New Indicators Are Giving Us a Sense of Where We Are Headed…For Now
At the macro level, the uncertainty under the current pandemic is great, and predictions are difficult. Physicians are still discovering new ways the COVID-19 virus is behaving. And it is unclear how well we will deal with local flare ups or a broader second wave. On the economic side, we are in equally uncharted territory. While governments have provided unprecedented relief and central banks have massively injected liquidity to ensure the functioning of financial markets, we don’t know yet how resilient families and businesses can be in face of extended lockdowns and a deep economic downturn.
At the macro level, the uncertainty under the current pandemic is great, and predictions are difficult. On the economic side, we are in equally uncharted territory. We don’t know yet how resilient families and businesses can be in face of extended lockdowns and a deep economic downturn.
At the sector level for retail financial services, short- to medium-term trends can be more easily predicted. As large parts of the world are under stay-at-home orders and trying to move online, people will seek accelerated access to digital payments. They will be more conservative with their spending, and spending priorities will shift. In the face of uncertainty, people will try to save more if they can and seek out different insurance where available. For borrowers and lenders alike, loans that were extended pre-COVID under different assumptions will come under stress, and everyone will be careful with new credit against the backdrop of economic hardship.
The series of recent 2020 quarterly earnings calls, in particular in the U.S., where more of the firms with relevant data are standalone public companies and thus provide such information, is giving us a sense of where we are headed…for now. [click to tweet]

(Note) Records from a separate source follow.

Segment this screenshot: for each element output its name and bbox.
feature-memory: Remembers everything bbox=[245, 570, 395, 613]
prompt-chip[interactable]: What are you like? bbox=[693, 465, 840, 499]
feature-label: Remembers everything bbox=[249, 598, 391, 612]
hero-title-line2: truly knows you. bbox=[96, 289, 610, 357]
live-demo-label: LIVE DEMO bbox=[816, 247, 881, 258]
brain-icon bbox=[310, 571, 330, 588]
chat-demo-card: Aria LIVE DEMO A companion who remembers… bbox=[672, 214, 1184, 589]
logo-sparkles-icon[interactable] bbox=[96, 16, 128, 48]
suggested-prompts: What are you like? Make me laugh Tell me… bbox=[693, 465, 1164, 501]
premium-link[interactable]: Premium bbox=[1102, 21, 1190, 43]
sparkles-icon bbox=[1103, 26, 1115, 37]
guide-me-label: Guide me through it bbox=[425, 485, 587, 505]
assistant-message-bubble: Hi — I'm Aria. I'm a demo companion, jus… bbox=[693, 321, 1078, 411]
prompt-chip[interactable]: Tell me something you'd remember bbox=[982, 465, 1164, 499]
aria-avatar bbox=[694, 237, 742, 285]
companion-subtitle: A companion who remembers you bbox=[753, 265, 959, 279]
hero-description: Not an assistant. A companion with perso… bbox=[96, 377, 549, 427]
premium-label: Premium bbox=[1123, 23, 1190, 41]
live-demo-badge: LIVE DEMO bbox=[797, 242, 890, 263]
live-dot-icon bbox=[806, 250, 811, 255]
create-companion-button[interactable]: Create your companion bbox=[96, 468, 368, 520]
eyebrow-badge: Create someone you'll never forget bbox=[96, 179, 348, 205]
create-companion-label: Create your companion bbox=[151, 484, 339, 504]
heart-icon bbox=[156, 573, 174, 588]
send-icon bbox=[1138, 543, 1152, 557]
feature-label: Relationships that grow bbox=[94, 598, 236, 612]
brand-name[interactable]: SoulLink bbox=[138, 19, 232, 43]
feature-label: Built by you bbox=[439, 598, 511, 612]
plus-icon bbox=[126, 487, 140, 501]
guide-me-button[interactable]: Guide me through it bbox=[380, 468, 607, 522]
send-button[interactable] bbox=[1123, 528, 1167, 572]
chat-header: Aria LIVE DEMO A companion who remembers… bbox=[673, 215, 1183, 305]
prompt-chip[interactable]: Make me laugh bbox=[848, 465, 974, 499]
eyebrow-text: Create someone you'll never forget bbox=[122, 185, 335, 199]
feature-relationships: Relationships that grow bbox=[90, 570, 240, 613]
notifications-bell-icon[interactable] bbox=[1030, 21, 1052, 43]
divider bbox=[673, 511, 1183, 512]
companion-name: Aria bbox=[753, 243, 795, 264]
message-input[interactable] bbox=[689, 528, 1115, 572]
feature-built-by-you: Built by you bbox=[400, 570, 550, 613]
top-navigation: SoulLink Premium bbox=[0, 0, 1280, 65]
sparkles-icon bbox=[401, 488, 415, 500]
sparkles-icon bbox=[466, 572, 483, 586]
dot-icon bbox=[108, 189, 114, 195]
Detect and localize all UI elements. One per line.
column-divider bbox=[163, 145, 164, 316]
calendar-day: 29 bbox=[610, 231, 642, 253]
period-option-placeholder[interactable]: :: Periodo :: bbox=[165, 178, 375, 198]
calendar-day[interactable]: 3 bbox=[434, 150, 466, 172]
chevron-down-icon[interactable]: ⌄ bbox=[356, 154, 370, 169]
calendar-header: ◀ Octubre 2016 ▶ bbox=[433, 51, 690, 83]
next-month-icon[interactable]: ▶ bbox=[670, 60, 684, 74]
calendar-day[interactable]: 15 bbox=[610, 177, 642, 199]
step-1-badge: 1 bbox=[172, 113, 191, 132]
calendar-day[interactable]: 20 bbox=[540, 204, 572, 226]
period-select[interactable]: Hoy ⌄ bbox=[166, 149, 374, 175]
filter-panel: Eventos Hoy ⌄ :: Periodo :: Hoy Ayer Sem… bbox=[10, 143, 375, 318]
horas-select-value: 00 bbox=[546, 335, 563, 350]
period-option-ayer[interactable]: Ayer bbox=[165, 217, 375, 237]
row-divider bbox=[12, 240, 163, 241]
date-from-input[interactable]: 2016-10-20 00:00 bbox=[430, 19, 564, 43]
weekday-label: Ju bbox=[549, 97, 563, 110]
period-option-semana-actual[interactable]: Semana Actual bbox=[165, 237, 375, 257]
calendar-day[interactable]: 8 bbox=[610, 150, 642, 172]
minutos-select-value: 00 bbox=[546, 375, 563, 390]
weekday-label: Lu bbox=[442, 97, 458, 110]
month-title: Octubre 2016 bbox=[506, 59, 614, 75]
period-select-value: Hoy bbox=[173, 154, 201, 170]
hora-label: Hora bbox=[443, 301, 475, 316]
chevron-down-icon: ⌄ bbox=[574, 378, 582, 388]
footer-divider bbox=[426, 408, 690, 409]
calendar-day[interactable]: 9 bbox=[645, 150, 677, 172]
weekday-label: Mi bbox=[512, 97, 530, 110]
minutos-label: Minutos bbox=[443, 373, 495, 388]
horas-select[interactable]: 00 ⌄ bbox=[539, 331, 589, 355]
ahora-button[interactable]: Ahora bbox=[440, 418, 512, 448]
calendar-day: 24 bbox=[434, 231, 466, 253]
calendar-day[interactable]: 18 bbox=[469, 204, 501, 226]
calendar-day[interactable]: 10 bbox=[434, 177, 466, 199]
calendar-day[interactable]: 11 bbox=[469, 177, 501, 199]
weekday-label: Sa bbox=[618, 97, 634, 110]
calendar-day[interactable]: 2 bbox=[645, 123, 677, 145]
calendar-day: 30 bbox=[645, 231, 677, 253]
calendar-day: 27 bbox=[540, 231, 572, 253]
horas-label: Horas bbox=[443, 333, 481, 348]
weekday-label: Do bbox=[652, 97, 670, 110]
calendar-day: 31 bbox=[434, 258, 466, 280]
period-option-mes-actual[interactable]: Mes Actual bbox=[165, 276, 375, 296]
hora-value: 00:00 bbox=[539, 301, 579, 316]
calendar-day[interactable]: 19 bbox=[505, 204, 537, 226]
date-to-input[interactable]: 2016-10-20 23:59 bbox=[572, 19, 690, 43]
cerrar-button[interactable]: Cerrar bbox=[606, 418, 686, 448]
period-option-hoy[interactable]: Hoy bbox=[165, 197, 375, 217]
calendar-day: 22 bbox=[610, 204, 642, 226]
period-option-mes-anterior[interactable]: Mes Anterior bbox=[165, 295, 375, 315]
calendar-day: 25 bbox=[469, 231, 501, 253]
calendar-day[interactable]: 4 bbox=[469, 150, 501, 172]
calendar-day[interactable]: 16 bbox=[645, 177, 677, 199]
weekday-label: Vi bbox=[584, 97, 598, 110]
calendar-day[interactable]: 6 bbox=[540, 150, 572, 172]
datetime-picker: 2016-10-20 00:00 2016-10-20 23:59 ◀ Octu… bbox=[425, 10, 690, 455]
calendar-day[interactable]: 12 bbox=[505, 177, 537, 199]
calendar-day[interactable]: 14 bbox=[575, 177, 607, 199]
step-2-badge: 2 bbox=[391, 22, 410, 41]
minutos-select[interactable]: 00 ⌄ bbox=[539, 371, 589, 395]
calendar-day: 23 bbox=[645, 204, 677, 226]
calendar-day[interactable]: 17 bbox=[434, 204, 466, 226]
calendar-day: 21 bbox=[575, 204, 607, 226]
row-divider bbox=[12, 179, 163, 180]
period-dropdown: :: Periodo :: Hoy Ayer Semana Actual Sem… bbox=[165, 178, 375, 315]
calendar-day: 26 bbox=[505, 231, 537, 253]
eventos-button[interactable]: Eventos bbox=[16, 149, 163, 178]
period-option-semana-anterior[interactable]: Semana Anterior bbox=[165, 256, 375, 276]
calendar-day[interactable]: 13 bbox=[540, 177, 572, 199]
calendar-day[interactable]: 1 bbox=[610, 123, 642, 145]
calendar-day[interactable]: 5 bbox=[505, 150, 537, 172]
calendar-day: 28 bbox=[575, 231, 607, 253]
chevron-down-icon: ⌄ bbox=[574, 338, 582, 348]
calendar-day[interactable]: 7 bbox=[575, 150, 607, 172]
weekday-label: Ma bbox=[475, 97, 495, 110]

- People are moving online for payments. For PayPal, the number of net new online accounts in April was 7.4 million — twice as much as their previous best month. Friday, May 1, was the highest transaction volume day for PayPal ever. Mastercard reported that in April, “card-not-present” transactions, i.e., those where the merchant did not see the card physically, for the first time exceeded more than half of total.
- People spend less and on different things. Visa reported for the month of April a drop in card transaction volume of 19% — more so on credit cards (-31%) and less on debit cards (-6%), which are often used by younger and lower-income consumers that have less discretionary spending power. Bank of America data shows spending on groceries up by ~15% for April and online retail up ~80%, with spending on travel down nearly to zero and on restaurants down ~50%.
- Credit is under pressure. On the unsecured consumer lending side, LendingClub reported a slow down at the end of the first quarter and is expecting lending volumes to be down by 90% for the second quarter of 2020. On the small business side, Kabbage announced that it stopped all new lending not associated with SBA-guarantees and even canceled existing lines of credit.
- People want to actively manage their money. While market volatility makes investing hazardous, retail investors opened new accounts in large numbers. Charles Schwab reported a record 280,000 new accounts for March. Savings and investment apps such as Acorns, Robinhood, and Stash all reported new user spikes. Federal Reserve data indicates that U.S. household savings rates are up.
- Risk perceptions are shifting. The pandemic has impacted insurance demand. Brokers report an April increase of 30–50% in applications for life insurance, while insurers are getting jittery and increasing premiums or stopped new business altogether. At the same time, auto insurers have pledged a premium rebate, partly because they can (since miles driven dropped by some 50% during the mid-March to mid-April and consequently, there were fewer accidents) and partly because they fear their customer might otherwise bolt.
These trends seem to be replicated globally. In India, for example, credit card purchases fell similarly by 30% during the first two weeks of the lockdown, while consumer interest in insurance on the leading online portal was up 30–40%. Our own portfolio experience mirrors these trends, and companies are accelerating or adapting their plans accordingly. Challengers banks in our portfolio such as Chime in the U.S. or Neon in Brazil are experiencing a surge in sign-ups. InsurTechs such as MicroEnsure in Pakistan or Gramcover in India are already distributing critical illness, hospitalization cash coverage for COVID.
On the credit side, which in our case is largely in emerging markets, the performance of the loan book that was originated pre-COVID is still uncertain. A number of countries put loan payment moratoriums in place, so the impact of the lockdown has not yet played out. In a deteriorating economic environment, non-performing loans in the existing book are bound to go up. But even under protracted economic slowdown, new credit is needed and certain forms are less risky to underwrite, for example, point-of-sale credit for consumers as in the case of ZestMoney in India, which is subsidized and de-risked by merchants keen to stimulate demand.
In the medium term, the economic outlook could get worse before it gets better. Particularly worrisome is the mortgage market and its broader implications if people are unable to make their housing payments over several months. In the long term, the pandemic will eventually be overcome and economies will recover. As to their financial services providers, people will remember how they showed up in the time of crisis. The companies that truly put their customers first and were able to help them better cope with a very tough situation and improve their economic outlook under very difficult circumstances will emerge the stronger for it.